Only 30% of employees feel “very motivated” to work.

As every middle market company know, keeping employees engaged is an ongoing concern in the workplace. According to Gallup, disengaged employees cost the U.S. between $450 billion and $550 billion each year in lost productivity.  As a result, in order to remain successful, a company's engagement techniques and offerings must continue to evolve with its employees' needs and expectations.

According to a new study from business publisher 1to1 Media, 30% of respondents said they are very motivated at work. Respondents were asked about their motivations, productivity, and if they receive praise at work. Other findings include:

23% can't recall the last time they were rewarded for their work.

  • 36% said they are somewhat motivated, 11% said they're not so motivated and 8% said they're not motivated at all.
  • 23% can't recall the last time they were rewarded for their work.
  • 37% said they are equipped with the necessary tools to do their jobs.

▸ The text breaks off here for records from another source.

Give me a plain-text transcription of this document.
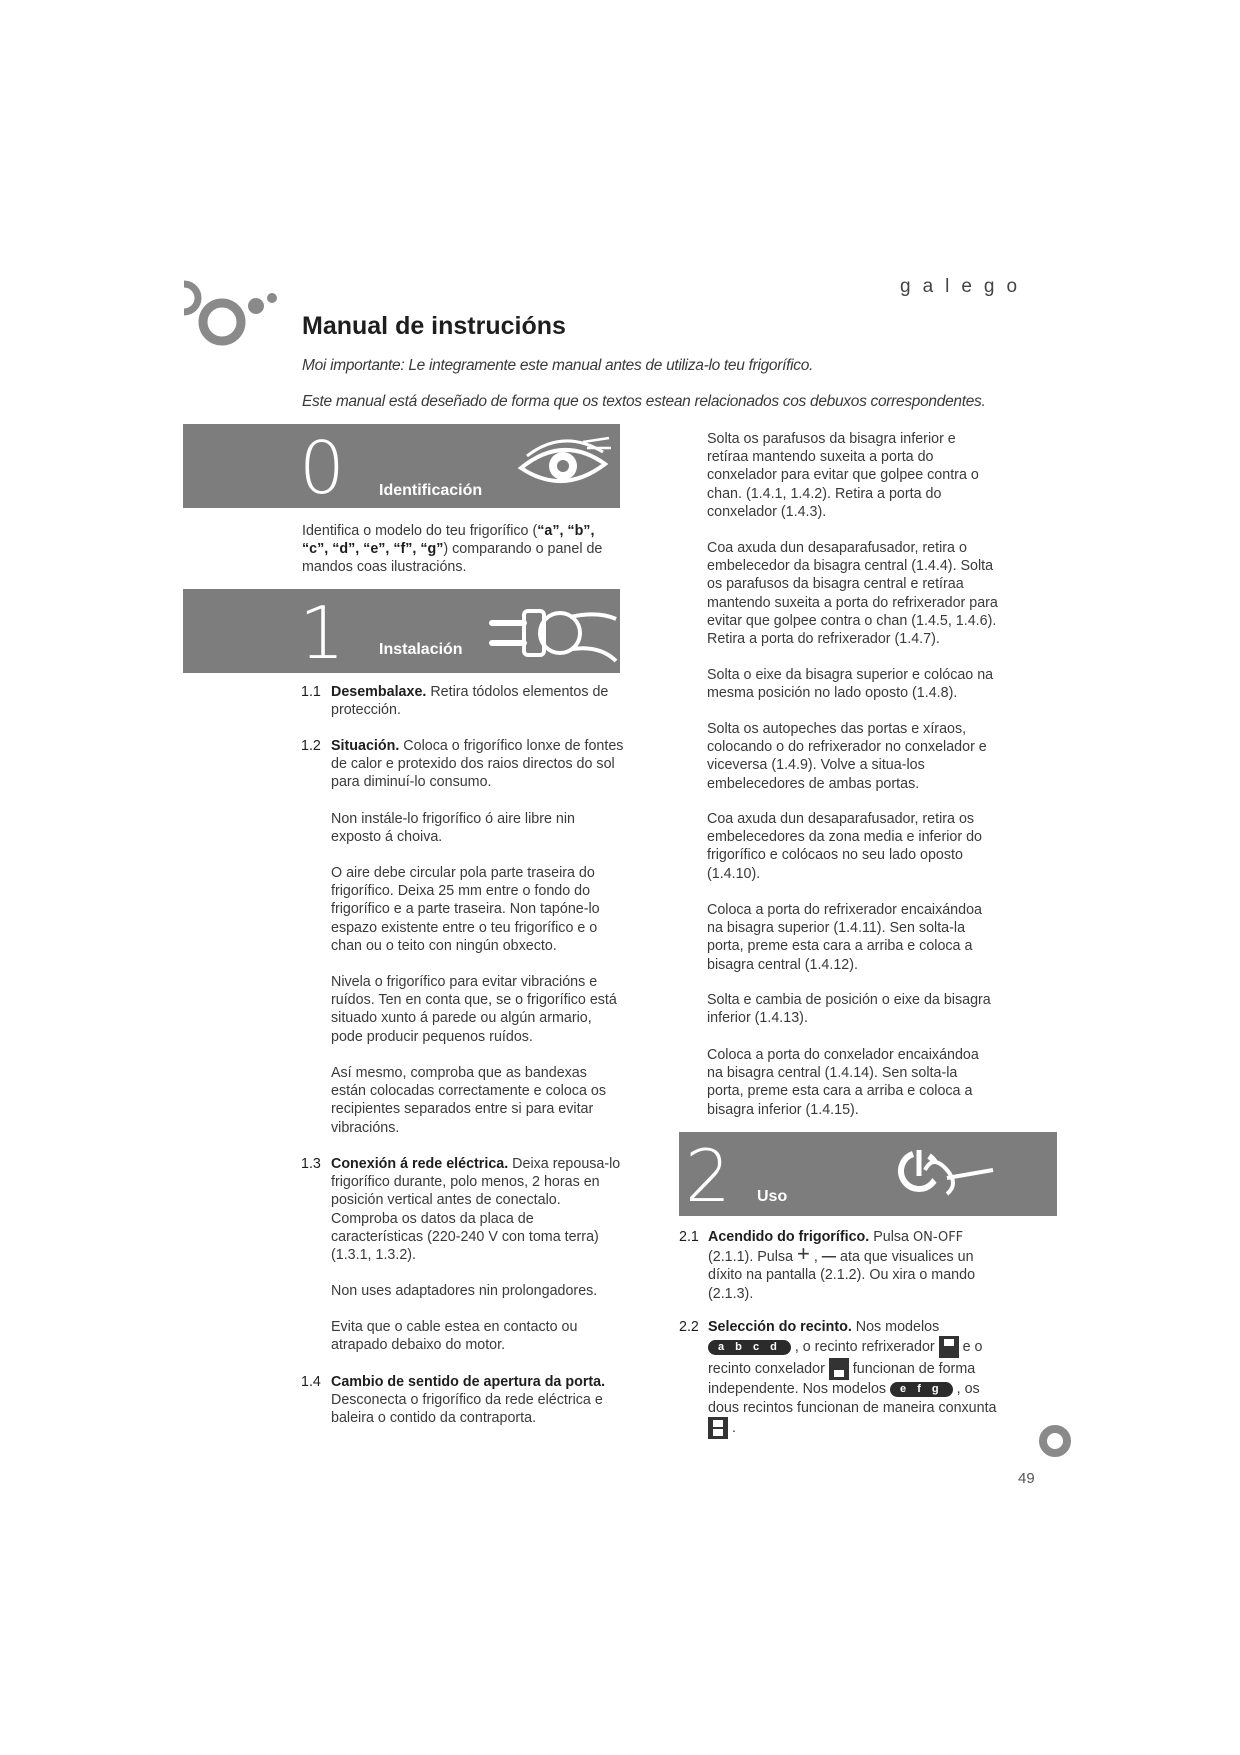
galego
Manual de instrucións
Moi importante: Le integramente este manual antes de utiliza-lo teu frigorífico.
Este manual está deseñado de forma que os textos estean relacionados cos debuxos correspondentes.
0 Identificación
Identifica o modelo do teu frigorífico (“a”, “b”,
“c”, “d”, “e”, “f”, “g”) comparando o panel de mandos coas ilustracións.
1 Instalación
1.1 Desembalaxe. Retira tódolos elementos de protección.
1.2 Situación. Coloca o frigorífico lonxe de fontes de calor e protexido dos raios directos do sol para diminuí-lo consumo.
Non instále-lo frigorífico ó aire libre nin exposto á choiva.
O aire debe circular pola parte traseira do frigorífico. Deixa 25 mm entre o fondo do frigorífico e a parte traseira. Non tapóne-lo espazo existente entre o teu frigorífico e o chan ou o teito con ningún obxecto.
Nivela o frigorífico para evitar vibracións e ruídos. Ten en conta que, se o frigorífico está situado xunto á parede ou algún armario, pode producir pequenos ruídos.
Así mesmo, comproba que as bandexas están colocadas correctamente e coloca os recipientes separados entre si para evitar vibracións.
1.3 Conexión á rede eléctrica. Deixa repousa-lo frigorífico durante, polo menos, 2 horas en posición vertical antes de conectalo. Comproba os datos da placa de características (220-240 V con toma terra) (1.3.1, 1.3.2).
Non uses adaptadores nin prolongadores.
Evita que o cable estea en contacto ou atrapado debaixo do motor.
1.4 Cambio de sentido de apertura da porta. Desconecta o frigorífico da rede eléctrica e baleira o contido da contraporta.
Solta os parafusos da bisagra inferior e retíraa mantendo suxeita a porta do conxelador para evitar que golpee contra o chan. (1.4.1, 1.4.2). Retira a porta do conxelador (1.4.3).
Coa axuda dun desaparafusador, retira o embelecedor da bisagra central (1.4.4). Solta os parafusos da bisagra central e retíraa mantendo suxeita a porta do refrixerador para evitar que golpee contra o chan (1.4.5, 1.4.6). Retira a porta do refrixerador (1.4.7).
Solta o eixe da bisagra superior e colócao na mesma posición no lado oposto (1.4.8).
Solta os autopeches das portas e xíraos, colocando o do refrixerador no conxelador e viceversa (1.4.9). Volve a situa-los embelecedores de ambas portas.
Coa axuda dun desaparafusador, retira os embelecedores da zona media e inferior do frigorífico e colócaos no seu lado oposto (1.4.10).
Coloca a porta do refrixerador encaixándoa na bisagra superior (1.4.11). Sen solta-la porta, preme esta cara a arriba e coloca a bisagra central (1.4.12).
Solta e cambia de posición o eixe da bisagra inferior (1.4.13).
Coloca a porta do conxelador encaixándoa na bisagra central (1.4.14). Sen solta-la porta, preme esta cara a arriba e coloca a bisagra inferior (1.4.15).
2 Uso
2.1 Acendido do frigorífico. Pulsa ON-OFF (2.1.1). Pulsa + , — ata que visualices un díxito na pantalla (2.1.2). Ou xira o mando (2.1.3).
2.2 Selección do recinto. Nos modelos
a b c d , o recinto refrixerador
e o recinto conxelador
funcionan de forma independente. Nos modelos e f g , os dous recintos funcionan de maneira conxunta
.
49
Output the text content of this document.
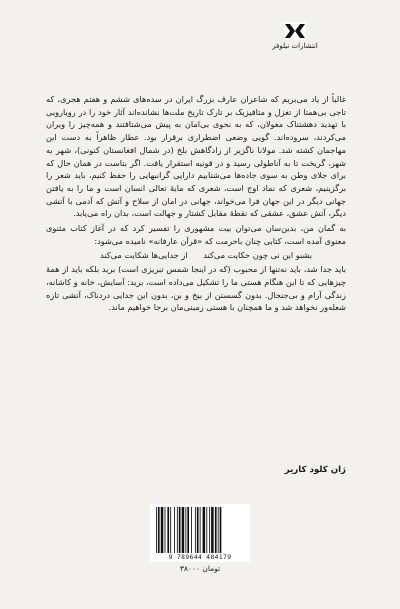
انتشارات نیلوفر

غالباً از یاد می‌بریم که شاعران عارف بزرگ ایران در سده‌های ششم و هفتم هجری، که تاجی بی‌همتا از تغزل و متافیزیک بر تارک تاریخ ملت‌ها نشانده‌اند آثار خود را در رویارویی با تهدید دهشتناک مغولان، که به نحوی بی‌امان به پیش می‌شتافتند و همه‌چیز را ویران می‌کردند، سروده‌اند. گویی وضعی اضطراری برقرار بود. عطار ظاهراً به دست این مهاجمان کشته شد. مولانا ناگزیر از زادگاهش بلخ (در شمال افغانستان کنونی)، شهر به شهر، گریخت تا به آناطولی رسید و در قونیه استقرار یافت. اگر بتاست در همان حال که برای جلای وطن به سوی جاده‌ها می‌شتابیم دارایی گرانبهایی را حفظ کنیم، باید شعر را برگزینیم، شعری که نماد اوج است، شعری که مایهٔ تعالی انسان است و ما را به یافتن جهانی دیگر در این جهان فرا می‌خواند، جهانی در امان از سلاح و آتش که آدمی با آتشی دیگر، آتش عشق، عشقی که نقطهٔ مقابل کشتار و جهالت است، بدان راه می‌یابد.

به گمان من، بدین‌سان می‌توان بیت مشهوری را تفسیر کرد که در آغاز کتاب مثنوی معنوی آمده است، کتابی چنان باحرمت که «قرآن عارفانه» نامیده می‌شود:

بشنو این نی چون حکایت می‌کند
از جدایی‌ها شکایت می‌کند

باید جدا شد، باید نه‌تنها از محبوب (که در اینجا شمس تبریزی است) برید بلکه باید از همهٔ چیزهایی که تا این هنگام هستی ما را تشکیل می‌داده است، برید: آسایش، خانه و کاشانه، زندگی آرام و بی‌جنجال. بدون گسستن از بیخ و بن، بدون این جدایی دردناک، آتشی تازه شعله‌ور نخواهد شد و ما همچنان با هستی زمینی‌مان برجا خواهیم ماند.

ژان کلود کاریر
9 789644 484179
۳۸۰۰۰ تومان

Employee motivation is one of the keys to delivering exceptional customer experiences, said 1to1 Media Editor Mila D'Antonio. "The correlation between engaged employees who go out of their way to help customers and make their experiences memorable and the organizations that actively engage and reward them is crystal clear," said D'Antonio. "Just look to some of the industry leaders like Apple and Zappos for evidence."

A large component of maintaining satisfied and engaged employees is understanding and acting on their needs. According to the study results, however 50% of the respondents said there's no clear growth path in place for them, 30% indicated their opinions don't count at work, and 27% said they feel there's a general lack of concern and care for their wellbeing.

While many of the results showed positive efforts being made toward employee engagement (30% said they receive praise a few times per month for their efforts), the results indicate that employers have room to improve.

"Employers have made great strides in their efforts to keep employees engaged. I believe we'll see vast improvements throughout 2016 as organizational issues and employee wellbeing become a focal point in business," said D'Antonio.